Indragiri Hulu (Riaunews.com) – Jajaran Polsek Peranap berhasil mengungkap kasus pencurian sepeda motor trail yang sempat meresahkan warga Kecamatan Peranap, Kabupaten Indragiri Hulu (Inhu). Polisi tidak hanya menangkap pelaku utama, tetapi juga mengamankan para penadah setelah melakukan pengembangan hingga ke kabupaten tetangga.
Kapolres Inhu, Eka Ariandy Putra, melalui Kasi Humas Misran menjelaskan, pengungkapan kasus ini bermula dari laporan korban terkait hilangnya sepeda motor Kawasaki KLX 150M warna hijau di Mess PT Era Perkasa Mining, Jalan Padat Karya, Kelurahan Peranap.
“Peristiwa pencurian itu terjadi pada Ahad (15/2/2026) sekitar pukul 05.30 WIB. Saat itu korban yang baru pulang bekerja mendapati sepeda motor yang sebelumnya diparkir di samping mess perusahaan sudah tidak berada di tempat,” jelas Misran.
Korban sempat mencari kendaraan tersebut dan menanyakan kepada petugas keamanan perusahaan, namun motor tidak ditemukan sehingga kasus tersebut dilaporkan ke pihak kepolisian.
Polisi Kembangkan Kasus hingga Pelalawan
Berdasarkan laporan itu, polisi melakukan penyelidikan hingga memperoleh informasi keberadaan salah satu pelaku berinisial FAY alias Fery di Dusun Pedan Jaya, Kelurahan Baturijal Hilir, Kecamatan Peranap.
Pada Sabtu (7/3/2026) sekitar pukul 11.45 WIB, tim mendapat informasi mengenai lokasi pelaku. Kapolsek Peranap, Yopi Ferdian, kemudian memerintahkan Unit Reskrim melakukan penyelidikan dan pengintaian di lokasi tersebut.
Sekitar pukul 00.15 WIB, tim melihat dua pria keluar dari sebuah pondok menggunakan sepeda motor KLX. Saat hendak diamankan, keduanya melarikan diri.
“Polisi kemudian mendobrak pintu pondok dan menemukan FAY di dalamnya,” ujar Misran.
Dari hasil interogasi, Fery mengaku mencuri motor tersebut bersama rekannya SST alias Usi. Motor hasil curian kemudian dijual kepada SRN alias Yono di Desa Merbau, Kecamatan Bunut, Kabupaten Pelalawan dengan harga Rp5 juta.
“Pelaku juga mengaku mendapat satu unit sepeda motor Honda Supra dari pembeli sebagai bagian dari transaksi tersebut,” jelasnya.
Berdasarkan pengakuan itu, tim Reskrim Polsek Peranap melakukan pengembangan ke Kabupaten Pelalawan. Dengan berkoordinasi bersama Opsnal Polsek Bunut, polisi berhasil menangkap SRN alias Yono beserta rekannya SK alias Monang di Barak CV Batam, Desa Merbau, Kecamatan Bunut.

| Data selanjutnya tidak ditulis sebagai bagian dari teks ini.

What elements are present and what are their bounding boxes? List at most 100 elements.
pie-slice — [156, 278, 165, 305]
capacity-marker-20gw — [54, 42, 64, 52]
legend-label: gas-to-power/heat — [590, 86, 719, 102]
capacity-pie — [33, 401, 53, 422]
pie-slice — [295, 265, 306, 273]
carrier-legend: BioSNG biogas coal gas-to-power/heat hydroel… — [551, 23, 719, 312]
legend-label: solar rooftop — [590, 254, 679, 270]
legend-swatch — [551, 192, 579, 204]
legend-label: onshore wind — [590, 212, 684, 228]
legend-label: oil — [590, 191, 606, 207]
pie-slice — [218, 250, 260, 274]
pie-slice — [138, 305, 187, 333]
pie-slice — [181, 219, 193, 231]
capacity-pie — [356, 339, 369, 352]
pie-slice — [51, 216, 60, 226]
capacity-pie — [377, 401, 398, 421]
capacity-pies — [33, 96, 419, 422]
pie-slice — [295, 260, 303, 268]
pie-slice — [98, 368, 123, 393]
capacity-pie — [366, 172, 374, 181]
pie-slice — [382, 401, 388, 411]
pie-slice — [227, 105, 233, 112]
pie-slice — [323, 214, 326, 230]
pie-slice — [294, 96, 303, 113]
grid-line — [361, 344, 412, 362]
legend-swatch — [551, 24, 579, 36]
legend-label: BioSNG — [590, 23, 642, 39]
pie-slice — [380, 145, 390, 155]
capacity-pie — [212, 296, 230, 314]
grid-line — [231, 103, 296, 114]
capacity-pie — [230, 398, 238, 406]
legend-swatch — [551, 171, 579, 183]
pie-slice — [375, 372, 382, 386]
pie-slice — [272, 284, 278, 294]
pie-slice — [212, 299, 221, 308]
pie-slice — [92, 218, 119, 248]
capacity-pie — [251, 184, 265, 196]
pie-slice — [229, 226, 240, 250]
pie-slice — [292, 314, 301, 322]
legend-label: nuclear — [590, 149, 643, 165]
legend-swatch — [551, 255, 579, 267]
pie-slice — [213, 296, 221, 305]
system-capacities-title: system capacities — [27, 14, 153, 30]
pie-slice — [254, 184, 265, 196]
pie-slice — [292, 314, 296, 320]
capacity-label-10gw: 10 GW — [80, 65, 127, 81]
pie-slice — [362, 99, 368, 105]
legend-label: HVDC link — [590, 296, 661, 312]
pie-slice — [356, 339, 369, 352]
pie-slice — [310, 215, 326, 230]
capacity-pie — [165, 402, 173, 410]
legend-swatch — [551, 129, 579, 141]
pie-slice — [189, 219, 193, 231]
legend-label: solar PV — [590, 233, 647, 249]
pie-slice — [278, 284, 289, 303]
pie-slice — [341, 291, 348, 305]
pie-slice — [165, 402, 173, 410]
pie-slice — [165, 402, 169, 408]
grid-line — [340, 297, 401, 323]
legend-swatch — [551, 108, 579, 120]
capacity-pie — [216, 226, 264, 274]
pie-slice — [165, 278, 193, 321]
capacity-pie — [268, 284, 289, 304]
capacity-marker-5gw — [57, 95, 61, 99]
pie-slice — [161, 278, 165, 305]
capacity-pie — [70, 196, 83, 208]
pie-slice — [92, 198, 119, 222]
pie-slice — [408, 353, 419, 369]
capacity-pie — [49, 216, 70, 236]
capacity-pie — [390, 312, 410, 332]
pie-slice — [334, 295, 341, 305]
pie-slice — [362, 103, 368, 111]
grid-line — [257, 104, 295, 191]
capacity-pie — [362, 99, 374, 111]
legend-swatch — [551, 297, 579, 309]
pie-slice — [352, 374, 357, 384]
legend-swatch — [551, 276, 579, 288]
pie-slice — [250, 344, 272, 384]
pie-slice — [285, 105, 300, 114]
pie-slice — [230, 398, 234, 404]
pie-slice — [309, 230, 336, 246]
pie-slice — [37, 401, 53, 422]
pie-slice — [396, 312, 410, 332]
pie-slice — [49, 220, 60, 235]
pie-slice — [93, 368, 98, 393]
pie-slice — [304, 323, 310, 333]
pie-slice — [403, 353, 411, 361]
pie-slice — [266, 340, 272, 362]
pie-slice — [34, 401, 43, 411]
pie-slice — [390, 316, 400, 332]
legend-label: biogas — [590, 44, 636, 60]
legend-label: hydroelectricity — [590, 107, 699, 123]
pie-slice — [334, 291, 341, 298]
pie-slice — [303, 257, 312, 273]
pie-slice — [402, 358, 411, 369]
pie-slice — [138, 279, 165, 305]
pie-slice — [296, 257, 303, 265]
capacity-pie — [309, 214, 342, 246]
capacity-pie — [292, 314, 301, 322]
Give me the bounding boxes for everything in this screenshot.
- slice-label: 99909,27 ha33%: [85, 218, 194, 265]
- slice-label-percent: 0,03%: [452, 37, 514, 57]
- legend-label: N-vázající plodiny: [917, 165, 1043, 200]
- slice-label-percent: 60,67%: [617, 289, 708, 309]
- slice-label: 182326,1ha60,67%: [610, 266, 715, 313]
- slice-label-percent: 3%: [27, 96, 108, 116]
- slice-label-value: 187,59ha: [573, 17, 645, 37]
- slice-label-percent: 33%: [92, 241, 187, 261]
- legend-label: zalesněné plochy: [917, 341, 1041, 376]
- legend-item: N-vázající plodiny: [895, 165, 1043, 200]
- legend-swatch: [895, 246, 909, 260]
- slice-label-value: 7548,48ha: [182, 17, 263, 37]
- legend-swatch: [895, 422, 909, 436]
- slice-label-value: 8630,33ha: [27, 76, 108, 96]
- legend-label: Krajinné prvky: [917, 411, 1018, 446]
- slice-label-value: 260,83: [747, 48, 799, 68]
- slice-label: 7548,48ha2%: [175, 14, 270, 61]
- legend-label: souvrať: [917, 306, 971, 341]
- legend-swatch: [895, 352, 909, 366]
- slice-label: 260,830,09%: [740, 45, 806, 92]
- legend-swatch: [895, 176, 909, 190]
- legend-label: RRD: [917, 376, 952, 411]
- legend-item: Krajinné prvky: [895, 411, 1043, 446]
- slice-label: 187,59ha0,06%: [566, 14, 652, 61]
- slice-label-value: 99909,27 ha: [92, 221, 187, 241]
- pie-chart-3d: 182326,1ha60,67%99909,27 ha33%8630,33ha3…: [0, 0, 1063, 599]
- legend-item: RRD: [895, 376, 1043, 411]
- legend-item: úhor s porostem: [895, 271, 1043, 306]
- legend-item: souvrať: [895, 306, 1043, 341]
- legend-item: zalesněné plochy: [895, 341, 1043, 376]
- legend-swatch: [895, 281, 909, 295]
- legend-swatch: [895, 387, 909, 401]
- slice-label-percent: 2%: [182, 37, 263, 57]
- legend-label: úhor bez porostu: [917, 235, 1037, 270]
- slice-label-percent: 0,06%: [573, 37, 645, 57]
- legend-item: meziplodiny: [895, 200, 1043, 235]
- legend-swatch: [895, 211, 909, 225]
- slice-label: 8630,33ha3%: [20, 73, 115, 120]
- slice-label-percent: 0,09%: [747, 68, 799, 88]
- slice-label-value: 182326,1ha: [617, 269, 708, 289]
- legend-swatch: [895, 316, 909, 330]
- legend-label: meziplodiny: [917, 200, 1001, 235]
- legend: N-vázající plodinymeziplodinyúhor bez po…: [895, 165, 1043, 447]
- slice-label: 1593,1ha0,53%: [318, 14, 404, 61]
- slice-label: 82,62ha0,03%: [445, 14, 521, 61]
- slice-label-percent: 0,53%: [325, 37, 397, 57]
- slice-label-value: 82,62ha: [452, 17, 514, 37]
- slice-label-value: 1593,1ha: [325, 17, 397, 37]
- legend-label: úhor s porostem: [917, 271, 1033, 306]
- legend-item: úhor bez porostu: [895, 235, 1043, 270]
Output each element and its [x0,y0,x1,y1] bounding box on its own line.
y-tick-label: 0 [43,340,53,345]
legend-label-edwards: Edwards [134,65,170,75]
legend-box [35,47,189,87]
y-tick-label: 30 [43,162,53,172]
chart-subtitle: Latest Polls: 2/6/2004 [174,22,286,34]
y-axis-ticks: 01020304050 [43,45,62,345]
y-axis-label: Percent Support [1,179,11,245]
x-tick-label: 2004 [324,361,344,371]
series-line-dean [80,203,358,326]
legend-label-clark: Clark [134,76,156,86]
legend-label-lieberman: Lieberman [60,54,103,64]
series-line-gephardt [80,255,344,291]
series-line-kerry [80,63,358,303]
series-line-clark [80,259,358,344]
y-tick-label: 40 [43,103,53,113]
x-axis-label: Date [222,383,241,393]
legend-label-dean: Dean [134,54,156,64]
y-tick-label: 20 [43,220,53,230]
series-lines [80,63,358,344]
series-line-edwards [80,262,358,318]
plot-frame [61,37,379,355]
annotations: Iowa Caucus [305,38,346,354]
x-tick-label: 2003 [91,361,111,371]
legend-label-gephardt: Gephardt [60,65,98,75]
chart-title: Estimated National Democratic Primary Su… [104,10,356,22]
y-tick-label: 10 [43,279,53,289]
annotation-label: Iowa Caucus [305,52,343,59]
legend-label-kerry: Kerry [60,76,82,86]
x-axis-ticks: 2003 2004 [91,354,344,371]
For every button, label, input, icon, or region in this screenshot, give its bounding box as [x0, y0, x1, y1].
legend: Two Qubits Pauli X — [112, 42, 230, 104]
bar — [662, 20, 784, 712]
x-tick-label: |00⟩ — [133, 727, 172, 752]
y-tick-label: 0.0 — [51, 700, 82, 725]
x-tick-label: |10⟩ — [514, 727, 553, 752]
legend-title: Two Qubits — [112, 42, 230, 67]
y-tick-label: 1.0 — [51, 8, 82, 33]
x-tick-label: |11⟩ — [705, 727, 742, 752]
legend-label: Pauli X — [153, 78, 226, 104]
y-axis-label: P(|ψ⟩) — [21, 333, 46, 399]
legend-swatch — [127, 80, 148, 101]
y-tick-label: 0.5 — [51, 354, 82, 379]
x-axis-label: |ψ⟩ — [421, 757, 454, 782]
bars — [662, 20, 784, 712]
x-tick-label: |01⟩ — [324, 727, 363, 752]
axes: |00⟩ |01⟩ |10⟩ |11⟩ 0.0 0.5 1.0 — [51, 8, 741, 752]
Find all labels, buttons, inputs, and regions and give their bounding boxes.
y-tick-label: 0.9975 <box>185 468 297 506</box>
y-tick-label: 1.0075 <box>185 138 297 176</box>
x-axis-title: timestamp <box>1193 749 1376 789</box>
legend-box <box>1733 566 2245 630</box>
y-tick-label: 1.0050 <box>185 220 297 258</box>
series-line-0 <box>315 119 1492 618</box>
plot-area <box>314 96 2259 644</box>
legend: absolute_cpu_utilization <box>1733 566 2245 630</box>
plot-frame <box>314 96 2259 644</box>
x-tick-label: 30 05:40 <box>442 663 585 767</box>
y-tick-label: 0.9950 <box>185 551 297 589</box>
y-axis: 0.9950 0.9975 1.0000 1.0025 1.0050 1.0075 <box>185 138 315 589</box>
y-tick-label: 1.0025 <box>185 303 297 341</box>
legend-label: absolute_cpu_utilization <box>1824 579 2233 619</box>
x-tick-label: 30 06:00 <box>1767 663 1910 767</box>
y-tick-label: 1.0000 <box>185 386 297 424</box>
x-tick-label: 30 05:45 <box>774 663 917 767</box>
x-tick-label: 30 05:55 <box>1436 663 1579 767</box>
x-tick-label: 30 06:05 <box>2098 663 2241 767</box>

Dalam penangkapan tersebut, polisi juga mengamankan sepeda motor Kawasaki KLX 150M yang merupakan barang hasil curian. Tim kemudian melanjutkan pengembangan ke Kecamatan Sorek dan berhasil menangkap SST alias Usi yang merupakan rekan pelaku utama.
Polisi turut mengamankan sejumlah barang bukti, antara lain satu unit sepeda motor Kawasaki KLX 150M, satu unit sepeda motor Honda Supra, dua body samping KLX, dua kunci sepeda motor Kawasaki, satu mata obeng yang dimodifikasi untuk merusak kunci kontak, serta STNK kendaraan.
Atas perbuatannya, pelaku pencurian dijerat Pasal 477 ayat (2) Undang-Undang Nomor 1 Tahun 2023 tentang KUHPidana, sedangkan para penadah dijerat Pasal 591 huruf (a) dan (b) undang-undang yang sama.
“Saat ini seluruh tersangka beserta barang bukti telah diamankan di Polsek Peranap untuk menjalani proses penyidikan lebih lanjut,” tutup Misran.